How do I update my screenshots without releasing a new version? You cannot update screenshots without a new version submission. Screenshots are tied to app versions in App Store Connect. However, you can update your promotional text (170 characters) at any time without a new version. For screenshot updates, prepare your new set, submit a minor version update with the new screenshots, and submit for review.
What happens if I miss a required screenshot size? App Store Connect will show an error when you try to submit for review. You must provide screenshots for every required device class that your app supports. If your app supports iPhone only, you need iPhone screenshots. If it supports iPad as well, you need both. Use the screenshot size checker to verify your screenshots meet all requirements.

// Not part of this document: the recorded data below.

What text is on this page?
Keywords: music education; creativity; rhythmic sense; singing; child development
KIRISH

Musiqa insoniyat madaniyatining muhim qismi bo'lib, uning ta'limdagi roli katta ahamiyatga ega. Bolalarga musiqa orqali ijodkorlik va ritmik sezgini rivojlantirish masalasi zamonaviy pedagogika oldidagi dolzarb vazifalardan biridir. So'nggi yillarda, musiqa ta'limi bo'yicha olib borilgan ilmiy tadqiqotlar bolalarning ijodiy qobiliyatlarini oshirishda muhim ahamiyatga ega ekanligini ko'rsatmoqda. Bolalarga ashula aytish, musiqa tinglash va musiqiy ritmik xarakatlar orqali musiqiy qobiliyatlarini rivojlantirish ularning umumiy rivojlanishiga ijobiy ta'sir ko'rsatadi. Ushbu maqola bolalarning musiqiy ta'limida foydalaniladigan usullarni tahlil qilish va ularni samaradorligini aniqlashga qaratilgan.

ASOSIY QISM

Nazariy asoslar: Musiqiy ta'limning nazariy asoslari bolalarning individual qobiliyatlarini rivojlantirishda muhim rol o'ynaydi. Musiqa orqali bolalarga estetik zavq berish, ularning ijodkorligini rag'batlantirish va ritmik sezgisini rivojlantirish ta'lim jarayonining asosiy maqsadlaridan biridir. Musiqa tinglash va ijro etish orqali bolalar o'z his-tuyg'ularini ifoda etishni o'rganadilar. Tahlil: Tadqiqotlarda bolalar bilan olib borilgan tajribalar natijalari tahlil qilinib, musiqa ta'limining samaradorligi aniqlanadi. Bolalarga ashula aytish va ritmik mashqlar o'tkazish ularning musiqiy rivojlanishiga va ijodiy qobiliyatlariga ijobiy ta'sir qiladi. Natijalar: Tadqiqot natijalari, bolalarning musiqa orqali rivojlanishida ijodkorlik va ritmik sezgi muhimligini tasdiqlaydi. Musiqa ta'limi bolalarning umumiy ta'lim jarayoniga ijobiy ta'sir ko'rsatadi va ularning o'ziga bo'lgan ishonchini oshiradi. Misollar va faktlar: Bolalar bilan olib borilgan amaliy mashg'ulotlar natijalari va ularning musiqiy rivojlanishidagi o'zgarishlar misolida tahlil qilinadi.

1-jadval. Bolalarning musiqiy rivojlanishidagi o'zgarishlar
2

Can I have different screenshots for different countries? Yes. App Store Connect lets you upload different screenshots for each localization. Navigate to the localization you want to customize and upload country-specific screenshots. This is particularly valuable for markets where design expectations differ significantly, such as Japan or China. See the localization guide for best practices.
How long should I wait before resubmitting after a rejection? Resubmit as soon as you have fixed the issue. There is no mandatory waiting period. However, make sure you actually address the reviewer’s feedback before resubmitting. Use the Resolution Center to communicate with the reviewer if the feedback is unclear. Multiple unresolved rejections for the same issue can result in longer review times for future submissions.